Le haut du marché est rempli de tentes de toutes formes, les unes hautes et pointues, se reliant à une perche qui en occupe le milieu ; d’autres carrées ; d’autres enfin ne se composant que d’une grande toile jetée sur deux morceaux de bois parallèles. Ces tentes sont recouvertes en étoffes brunes, blanches et rayées ; plusieurs sont encombrées de marchandises, quelques-unes habitées provisoirement par des pèlerins récemment revenus de la Mecque, et qui reprennent des forces pour le grand trajet qui leur reste à parcourir. Auprès des tentes, les chameaux glanent le maigre herbage qui peut croître dans cette plaine sablonneuse. Au loin, l’on voit se perdre dans les sentiers du désert une caravane, dont la course, ce matin commencée, doit durer au moins un mois.

Les provisions exposées en vente consistent en légumes, volailles vivantes, chevaux, ânes, et grossiers ustensiles de ménage ; aujourd’hui les esclaves manquent. Les femmes de la campagne ont le visage soigneusement voilé, non, comme en Algérie, par de légers tissus de mousseline qui laissent aisément deviner les traits qu’ils recouvrent, mais par une grosse toile blanche au-dessus de laquelle brillent deux yeux noirs. Aucune femme maure de la ville ne paraît au marché ; les hommes, peuvent seuls sortir et font tous les achats ; et c’est ici l’occasion de remarquer, dans la variété de costumes et d’attitudes qui m’environnent, combien il est de manières différentes et caractéristiques de draper et de porter un burnous. Du haut de la colline, avec la ville dans le fond, et la mer formant l’horizon, le tableau est digne de nos meilleurs peintres ; le soleil, le plus grand artiste de tous, y prodigue les splendeurs de son étincelant coloris !

L’argent du pays, que les Marocains gardent d’ordinaire dans leur ceinture, se compose de petites pièces rondes assez informes appelées rrhani ; elles valent chacune quinze flous ; le flou est un liard, dont trois forment le gros sou, ou mouzourah, qui vaut deux cuartos de Gibraltar.

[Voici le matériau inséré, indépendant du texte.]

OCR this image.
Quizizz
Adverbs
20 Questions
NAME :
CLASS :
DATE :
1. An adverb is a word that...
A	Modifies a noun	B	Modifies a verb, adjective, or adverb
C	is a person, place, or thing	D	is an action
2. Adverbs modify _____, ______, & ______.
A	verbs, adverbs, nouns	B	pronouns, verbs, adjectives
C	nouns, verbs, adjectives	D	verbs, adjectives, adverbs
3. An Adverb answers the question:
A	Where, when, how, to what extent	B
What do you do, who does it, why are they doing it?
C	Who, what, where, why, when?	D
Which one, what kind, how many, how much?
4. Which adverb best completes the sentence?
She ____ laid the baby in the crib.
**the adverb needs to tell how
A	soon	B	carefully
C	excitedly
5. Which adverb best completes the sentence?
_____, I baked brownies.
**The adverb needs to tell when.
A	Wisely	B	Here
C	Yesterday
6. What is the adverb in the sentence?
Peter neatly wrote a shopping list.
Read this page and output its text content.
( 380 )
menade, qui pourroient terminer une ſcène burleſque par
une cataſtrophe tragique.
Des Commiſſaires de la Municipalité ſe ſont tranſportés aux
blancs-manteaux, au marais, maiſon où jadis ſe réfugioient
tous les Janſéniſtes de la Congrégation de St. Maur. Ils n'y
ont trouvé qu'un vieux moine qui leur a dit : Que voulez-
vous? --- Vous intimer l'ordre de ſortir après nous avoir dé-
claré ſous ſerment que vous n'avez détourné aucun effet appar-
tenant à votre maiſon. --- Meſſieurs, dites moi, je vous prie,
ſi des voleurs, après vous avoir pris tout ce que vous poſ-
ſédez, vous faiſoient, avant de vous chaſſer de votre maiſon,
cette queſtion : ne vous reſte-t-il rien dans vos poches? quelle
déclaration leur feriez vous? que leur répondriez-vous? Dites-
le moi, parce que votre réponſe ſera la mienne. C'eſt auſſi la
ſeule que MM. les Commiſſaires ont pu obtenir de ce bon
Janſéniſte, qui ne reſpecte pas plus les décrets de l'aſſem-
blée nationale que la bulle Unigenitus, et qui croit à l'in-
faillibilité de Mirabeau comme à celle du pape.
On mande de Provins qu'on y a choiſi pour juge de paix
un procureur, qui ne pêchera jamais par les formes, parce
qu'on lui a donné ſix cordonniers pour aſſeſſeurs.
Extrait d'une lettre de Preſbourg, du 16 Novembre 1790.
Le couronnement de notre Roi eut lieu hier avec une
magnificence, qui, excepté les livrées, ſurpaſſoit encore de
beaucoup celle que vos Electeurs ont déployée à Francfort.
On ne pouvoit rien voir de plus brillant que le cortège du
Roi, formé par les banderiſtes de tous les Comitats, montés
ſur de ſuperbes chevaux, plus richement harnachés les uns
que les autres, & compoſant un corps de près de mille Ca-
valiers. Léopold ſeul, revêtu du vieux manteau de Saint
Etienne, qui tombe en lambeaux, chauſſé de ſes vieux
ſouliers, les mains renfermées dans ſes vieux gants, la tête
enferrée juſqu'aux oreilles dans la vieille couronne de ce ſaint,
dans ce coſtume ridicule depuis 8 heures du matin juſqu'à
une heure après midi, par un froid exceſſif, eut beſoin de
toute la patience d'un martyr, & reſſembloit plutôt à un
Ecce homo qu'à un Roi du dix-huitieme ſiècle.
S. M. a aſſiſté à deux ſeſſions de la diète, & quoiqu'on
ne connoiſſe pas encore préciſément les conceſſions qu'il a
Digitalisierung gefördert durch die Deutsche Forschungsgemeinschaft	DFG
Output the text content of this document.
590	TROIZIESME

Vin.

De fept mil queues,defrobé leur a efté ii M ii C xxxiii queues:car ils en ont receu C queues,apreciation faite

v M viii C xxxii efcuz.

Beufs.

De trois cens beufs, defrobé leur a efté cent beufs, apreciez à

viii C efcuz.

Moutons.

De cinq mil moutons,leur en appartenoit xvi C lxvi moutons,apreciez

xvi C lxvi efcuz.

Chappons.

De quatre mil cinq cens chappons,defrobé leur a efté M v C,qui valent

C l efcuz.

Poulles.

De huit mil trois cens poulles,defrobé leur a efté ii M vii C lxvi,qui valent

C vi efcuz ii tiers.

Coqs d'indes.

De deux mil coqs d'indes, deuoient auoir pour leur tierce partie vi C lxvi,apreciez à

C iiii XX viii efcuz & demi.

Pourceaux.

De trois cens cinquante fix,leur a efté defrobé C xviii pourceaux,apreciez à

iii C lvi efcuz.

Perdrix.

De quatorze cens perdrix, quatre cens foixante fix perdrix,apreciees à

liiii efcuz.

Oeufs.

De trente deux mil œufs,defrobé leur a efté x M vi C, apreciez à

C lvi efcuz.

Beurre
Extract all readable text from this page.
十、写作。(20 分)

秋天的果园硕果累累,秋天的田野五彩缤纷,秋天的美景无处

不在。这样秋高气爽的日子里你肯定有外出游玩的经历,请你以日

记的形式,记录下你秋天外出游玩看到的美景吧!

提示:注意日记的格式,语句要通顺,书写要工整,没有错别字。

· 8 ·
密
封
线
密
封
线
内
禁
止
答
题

Hamet achète, après beaucoup de négociations, de pourparlers, et même de dégustations, une petite terrine de beurre fondu, et, prenant grand soin de me déguiser son intention, s’engage dans des rues détournées vers une maison écartée ; il frappe à la porte ; on ouvre, il entre en me priant de l’attendre. Je feins de ne pas le comprendre, et je le suis. Il se retourne alors, et, me voyant déjà au delà du seuil, d’un air vexé qui se change bientôt en demi-sourire : « Eh bien ! entrez, me dit-il, seulement ne le racontez pas ! »

F. Schikler

(La fin à la prochaine livraison.)




TRADITIONS RELIGIEUSES DE LA POLYNÉSIE.




COSMOGONIE TAHITIENNE.


(Document inédit.)


Avant de mourir, un vieux Tahitien, nommé Maré, a raconté, sur la demande de M. le contre-amiral et gouverneur Lavaud, tout ce qu’il savait de la croyance religieuse de ses ancêtres. C’était un homme très-intelligent : la vivacité de son esprit et son élocution facile l’avaient fait élever à la fonction « d’orateur du gouvernement de Tahiti[1]. » Son manuscrit, rédigé par lui en langue indigène, est aujourd’hui conservé dans la bibliothèque du Dépôt de la marine, à Paris. Il nous a paru qu’il serait utile d’en publier une traduction. Ce document unique, ne fût-il considéré que sous le rapport littéraire, serait déjà d’un grand intérêt ; mais il mérite surtout l’attention à titre d’élément nouveau pour l’étude comparée des traditions religieuses de la Polynésie. Notre célèbre orientaliste, M. Eugène Burnouf, conseillait aux voyageurs de consigner avec soin dans leurs relations tout ce qu’ils pourraient apprendre sur les légendes cosmogoniques de cette partie du monde, isolée et inconnue de toutes les nations civilisées pendant une si longue suite de siècles. Il faisait observer que ces traditions qui, à l’époque des premières découvertes, formaient encore un faisceau commun, étaient exposées à s’éteindre et à disparaître avec les générations nouvelles, et qu’il fallait par conséquent se hâter d’en recueillir les débris déjà trop dispersés. À l’époque où M. E. Burnouf exprimait ce vœu, quelques recherches remarquables venaient d’être faites par l’Anglais W. Ellis et le Belge Mœrenhout dans la direction particulière indiquée par notre grand philologue ; depuis lors a paru le recueil des traditions nouveau-zélandaises publié par le gouverneur sir Georges Gray[2]. Il est satisfaisant d’être en mesure de prouver que l’occupation française à Tahiti n’aura pas eu lieu sans apporter sa part au travail commun. Le manuscrit de Maré comptera certainement parmi les relations les plus

curieuses qui soient encore sorties de la bouche trop

  1. L’orateur était dans l’assemblée des chefs de Tahiti ce que sont dans nos assemblées représentatives les commissaires du gouvernement.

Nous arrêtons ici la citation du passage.